Guide
How to Scrape Mobile App Data (API Reverse Engineering)
Learn how to reverse engineer mobile app APIs to extract data. Covers traffic interception with mitmproxy, API analysis, and Python implementation.
Many valuable datasets are only accessible through mobile apps. By intercepting and reverse engineering their API calls, you can extract this data programmatically.
The Process Overview
- Intercept traffic between the mobile app and its servers
- Analyze the API endpoints, authentication, and data format
- Reproduce the requests in Python
Step 1: Set Up mitmproxy
mitmproxy is the standard tool for intercepting mobile app traffic.
pip install mitmproxy
mitmproxy --listen-port 8080
Configure your phone to use your computer as a proxy:
- Set HTTP proxy to your computer's IP, port 8080
- Install the mitmproxy CA certificate from http://mitm.it on your phone
Step 2: Capture and Analyze API Calls
Open the target app and perform the actions you want to scrape. mitmproxy captures all HTTPS traffic.
# Save interesting requests to a file with a mitmproxy addon
# save_requests.py
from mitmproxy import http
import json
def response(flow: http.HTTPFlow):
if "api.targetapp.com" in flow.request.url:
data = {
"url": flow.request.url,
"method": flow.request.method,
"headers": dict(flow.request.headers),
"request_body": flow.request.text,
"response_status": flow.response.status_code,
"response_body": flow.response.text[:2000]
}
with open("captured_apis.jsonl", "a") as f:
f.write(json.dumps(data) + "\n")
Run it: mitmproxy -s save_requests.py
Step 3: Reproduce in Python
Once you identify the API endpoints, reproduce them.
import requests
import hashlib
import time
class MobileAppScraper:
def __init__(self):
self.session = requests.Session()
self.base_url = "https://api.targetapp.com/v2"
# Headers captured from mitmproxy
self.session.headers.update({
"User-Agent": "TargetApp/3.5.1 (iPhone; iOS 17.4)",
"X-App-Version": "3.5.1",
"X-Device-Id": "unique-device-id",
"Accept": "application/json",
"Authorization": "Bearer YOUR_TOKEN"
})
def get_listings(self, page=1):
response = self.session.get(
f"{self.base_url}/listings",
params={"page": page, "per_page": 50}
)
return response.json()
def get_details(self, item_id):
response = self.session.get(f"{self.base_url}/listings/{item_id}")
return response.json()
scraper = MobileAppScraper()
listings = scraper.get_listings(page=1)
print(f"Found {len(listings.get('data', []))} listings")
Handling Common Protections
Request Signing
Many apps sign requests with HMAC or custom hashing.
def sign_request(path, timestamp, secret):
"""Reproduce the app's request signing logic."""
message = f"{path}{timestamp}"
signature = hashlib.sha256(f"{message}{secret}".encode()).hexdigest()
return signature
Certificate Pinning
Apps with certificate pinning reject mitmproxy's certificate.

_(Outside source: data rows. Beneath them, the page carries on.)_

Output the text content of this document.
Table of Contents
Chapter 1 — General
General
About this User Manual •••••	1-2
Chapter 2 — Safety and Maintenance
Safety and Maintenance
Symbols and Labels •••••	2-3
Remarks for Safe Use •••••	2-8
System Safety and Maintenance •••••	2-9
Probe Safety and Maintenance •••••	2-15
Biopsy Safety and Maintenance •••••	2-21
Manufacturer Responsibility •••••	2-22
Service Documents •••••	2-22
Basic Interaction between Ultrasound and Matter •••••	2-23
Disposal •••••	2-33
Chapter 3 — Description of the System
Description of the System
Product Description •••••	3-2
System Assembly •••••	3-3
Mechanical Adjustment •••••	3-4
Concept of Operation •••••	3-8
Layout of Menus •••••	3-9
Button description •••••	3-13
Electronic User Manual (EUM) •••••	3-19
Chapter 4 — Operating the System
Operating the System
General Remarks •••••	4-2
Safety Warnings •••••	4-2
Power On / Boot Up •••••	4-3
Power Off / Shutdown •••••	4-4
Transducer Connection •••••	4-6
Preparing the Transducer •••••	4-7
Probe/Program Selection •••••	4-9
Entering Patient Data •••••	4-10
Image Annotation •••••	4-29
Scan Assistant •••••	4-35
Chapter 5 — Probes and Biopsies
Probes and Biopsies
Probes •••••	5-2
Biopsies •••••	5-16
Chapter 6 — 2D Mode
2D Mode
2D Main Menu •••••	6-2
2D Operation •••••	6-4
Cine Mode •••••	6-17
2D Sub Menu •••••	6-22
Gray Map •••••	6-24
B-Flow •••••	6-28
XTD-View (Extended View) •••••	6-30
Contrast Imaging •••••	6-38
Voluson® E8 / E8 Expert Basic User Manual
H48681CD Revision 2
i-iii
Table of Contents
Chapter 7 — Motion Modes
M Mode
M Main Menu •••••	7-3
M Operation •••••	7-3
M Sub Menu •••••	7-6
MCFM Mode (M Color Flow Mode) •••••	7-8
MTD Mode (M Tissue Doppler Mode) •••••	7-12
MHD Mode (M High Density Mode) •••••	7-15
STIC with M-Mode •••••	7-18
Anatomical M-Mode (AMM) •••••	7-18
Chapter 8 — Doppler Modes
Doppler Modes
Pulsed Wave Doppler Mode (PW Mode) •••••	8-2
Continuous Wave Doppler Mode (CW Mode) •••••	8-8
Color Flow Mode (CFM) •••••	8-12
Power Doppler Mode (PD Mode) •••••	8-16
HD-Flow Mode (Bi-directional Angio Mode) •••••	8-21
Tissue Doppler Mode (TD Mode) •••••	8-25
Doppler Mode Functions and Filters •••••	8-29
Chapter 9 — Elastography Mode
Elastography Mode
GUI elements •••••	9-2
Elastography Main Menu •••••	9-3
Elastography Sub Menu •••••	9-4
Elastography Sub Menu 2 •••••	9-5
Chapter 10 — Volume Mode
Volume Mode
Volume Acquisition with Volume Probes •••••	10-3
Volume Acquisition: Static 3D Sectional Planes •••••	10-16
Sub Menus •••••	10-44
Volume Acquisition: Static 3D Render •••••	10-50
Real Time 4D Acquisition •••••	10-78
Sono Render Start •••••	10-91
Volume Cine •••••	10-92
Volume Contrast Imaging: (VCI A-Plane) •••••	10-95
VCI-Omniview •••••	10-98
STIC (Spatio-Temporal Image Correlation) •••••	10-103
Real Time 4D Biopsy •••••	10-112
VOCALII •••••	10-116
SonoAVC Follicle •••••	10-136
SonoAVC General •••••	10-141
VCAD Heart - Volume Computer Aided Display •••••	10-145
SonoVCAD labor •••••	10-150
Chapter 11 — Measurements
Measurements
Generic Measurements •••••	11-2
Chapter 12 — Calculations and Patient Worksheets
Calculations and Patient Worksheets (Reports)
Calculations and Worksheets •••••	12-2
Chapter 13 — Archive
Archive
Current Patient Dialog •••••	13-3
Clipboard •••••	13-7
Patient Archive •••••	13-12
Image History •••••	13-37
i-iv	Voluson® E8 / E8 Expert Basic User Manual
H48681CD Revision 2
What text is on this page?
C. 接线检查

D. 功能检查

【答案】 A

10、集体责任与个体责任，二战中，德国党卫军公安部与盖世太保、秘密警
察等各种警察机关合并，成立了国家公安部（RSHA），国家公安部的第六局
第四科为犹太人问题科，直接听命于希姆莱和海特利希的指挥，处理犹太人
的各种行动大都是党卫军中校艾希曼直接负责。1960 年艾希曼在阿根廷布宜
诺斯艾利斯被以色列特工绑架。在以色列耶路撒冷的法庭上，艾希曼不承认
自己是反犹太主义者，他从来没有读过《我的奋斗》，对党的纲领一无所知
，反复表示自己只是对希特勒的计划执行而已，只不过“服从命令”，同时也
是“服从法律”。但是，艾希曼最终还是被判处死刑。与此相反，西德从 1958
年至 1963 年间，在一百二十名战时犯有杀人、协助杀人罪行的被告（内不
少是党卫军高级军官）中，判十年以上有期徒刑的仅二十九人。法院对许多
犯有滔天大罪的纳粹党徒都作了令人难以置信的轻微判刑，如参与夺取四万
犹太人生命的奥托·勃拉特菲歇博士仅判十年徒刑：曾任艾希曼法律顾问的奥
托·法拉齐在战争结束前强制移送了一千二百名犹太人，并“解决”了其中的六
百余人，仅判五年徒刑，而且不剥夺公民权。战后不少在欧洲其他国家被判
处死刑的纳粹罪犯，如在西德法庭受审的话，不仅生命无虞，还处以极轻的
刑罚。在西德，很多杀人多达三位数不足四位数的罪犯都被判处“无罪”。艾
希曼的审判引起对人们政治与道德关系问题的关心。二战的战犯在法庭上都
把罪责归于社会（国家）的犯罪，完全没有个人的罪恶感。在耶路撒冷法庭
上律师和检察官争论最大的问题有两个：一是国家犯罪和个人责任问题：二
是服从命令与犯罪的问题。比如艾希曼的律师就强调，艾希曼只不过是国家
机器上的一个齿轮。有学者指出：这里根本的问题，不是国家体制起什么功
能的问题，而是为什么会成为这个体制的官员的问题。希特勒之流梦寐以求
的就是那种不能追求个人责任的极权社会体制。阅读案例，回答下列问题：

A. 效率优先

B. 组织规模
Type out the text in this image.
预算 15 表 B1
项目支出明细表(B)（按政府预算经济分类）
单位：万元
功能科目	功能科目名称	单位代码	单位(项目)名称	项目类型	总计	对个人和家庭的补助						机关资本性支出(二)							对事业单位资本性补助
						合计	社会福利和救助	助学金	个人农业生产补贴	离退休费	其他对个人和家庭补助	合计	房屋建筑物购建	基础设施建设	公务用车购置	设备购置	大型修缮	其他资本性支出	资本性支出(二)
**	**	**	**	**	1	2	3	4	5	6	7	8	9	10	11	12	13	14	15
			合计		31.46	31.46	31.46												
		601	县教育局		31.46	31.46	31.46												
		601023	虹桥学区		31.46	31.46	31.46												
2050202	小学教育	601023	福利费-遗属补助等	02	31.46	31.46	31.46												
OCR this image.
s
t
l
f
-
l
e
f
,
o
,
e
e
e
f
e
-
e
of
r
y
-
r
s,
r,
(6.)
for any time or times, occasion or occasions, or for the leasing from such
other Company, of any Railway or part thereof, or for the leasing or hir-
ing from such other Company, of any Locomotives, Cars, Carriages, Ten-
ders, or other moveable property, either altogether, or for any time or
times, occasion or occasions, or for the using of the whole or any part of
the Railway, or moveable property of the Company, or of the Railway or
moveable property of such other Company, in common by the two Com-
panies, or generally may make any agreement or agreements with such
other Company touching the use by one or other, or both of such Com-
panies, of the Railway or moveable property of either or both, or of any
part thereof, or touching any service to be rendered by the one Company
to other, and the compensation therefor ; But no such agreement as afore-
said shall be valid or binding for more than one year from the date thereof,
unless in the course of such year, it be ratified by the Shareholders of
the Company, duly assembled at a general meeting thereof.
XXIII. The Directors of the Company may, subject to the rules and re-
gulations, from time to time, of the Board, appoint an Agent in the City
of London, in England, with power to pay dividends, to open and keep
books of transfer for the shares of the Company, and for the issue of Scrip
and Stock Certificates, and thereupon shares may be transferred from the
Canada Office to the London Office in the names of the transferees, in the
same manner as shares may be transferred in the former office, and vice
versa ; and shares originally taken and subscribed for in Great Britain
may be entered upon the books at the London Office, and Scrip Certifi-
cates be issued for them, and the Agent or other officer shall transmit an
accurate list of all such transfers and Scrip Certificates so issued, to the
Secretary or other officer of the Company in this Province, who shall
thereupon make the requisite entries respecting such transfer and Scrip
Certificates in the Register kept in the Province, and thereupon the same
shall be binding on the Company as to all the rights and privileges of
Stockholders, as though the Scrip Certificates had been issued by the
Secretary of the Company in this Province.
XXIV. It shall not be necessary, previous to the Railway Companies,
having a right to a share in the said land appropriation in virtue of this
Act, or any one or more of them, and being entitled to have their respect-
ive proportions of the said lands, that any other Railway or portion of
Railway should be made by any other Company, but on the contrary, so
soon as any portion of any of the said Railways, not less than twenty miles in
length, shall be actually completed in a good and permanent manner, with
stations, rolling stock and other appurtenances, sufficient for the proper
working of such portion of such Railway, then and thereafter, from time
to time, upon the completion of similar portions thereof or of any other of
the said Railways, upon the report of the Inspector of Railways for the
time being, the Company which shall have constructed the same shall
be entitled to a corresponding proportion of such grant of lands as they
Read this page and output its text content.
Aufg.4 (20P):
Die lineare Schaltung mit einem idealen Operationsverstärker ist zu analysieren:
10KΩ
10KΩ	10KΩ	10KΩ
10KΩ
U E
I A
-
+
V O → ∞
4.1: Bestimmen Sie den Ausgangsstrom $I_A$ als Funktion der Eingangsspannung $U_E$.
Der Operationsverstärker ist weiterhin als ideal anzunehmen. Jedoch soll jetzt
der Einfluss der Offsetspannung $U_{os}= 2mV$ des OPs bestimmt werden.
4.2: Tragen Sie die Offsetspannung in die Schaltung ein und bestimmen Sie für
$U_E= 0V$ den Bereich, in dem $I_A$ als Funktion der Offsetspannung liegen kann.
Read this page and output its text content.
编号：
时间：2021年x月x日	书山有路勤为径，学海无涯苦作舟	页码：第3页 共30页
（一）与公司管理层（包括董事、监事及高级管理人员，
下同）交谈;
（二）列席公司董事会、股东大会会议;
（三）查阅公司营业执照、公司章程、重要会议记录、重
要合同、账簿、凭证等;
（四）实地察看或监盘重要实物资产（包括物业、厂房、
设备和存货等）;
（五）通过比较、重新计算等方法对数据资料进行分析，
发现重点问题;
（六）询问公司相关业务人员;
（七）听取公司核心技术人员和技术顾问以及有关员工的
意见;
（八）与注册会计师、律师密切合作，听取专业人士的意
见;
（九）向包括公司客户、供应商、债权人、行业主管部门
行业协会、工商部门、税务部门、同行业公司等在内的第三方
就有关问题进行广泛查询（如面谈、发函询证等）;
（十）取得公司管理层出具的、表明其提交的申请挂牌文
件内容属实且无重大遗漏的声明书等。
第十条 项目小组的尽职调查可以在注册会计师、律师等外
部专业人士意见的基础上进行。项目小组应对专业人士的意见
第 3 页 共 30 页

Solutions:
- Use Frida to bypass pinning at runtime
- Use an older app version without pinning
- Use an Android emulator with a patched system image
Alternative: ScraperAPI for Web Versions
Many mobile apps have web counterparts. When available, scraping the web version with ScraperAPI is simpler than reverse engineering the mobile API.
Key Takeaways
- mitmproxy is essential for understanding mobile app APIs
- Most mobile APIs return clean JSON, which is easier to parse than HTML
- Watch for request signing, token refresh, and certificate pinning
- Always check if a web version or official API exists first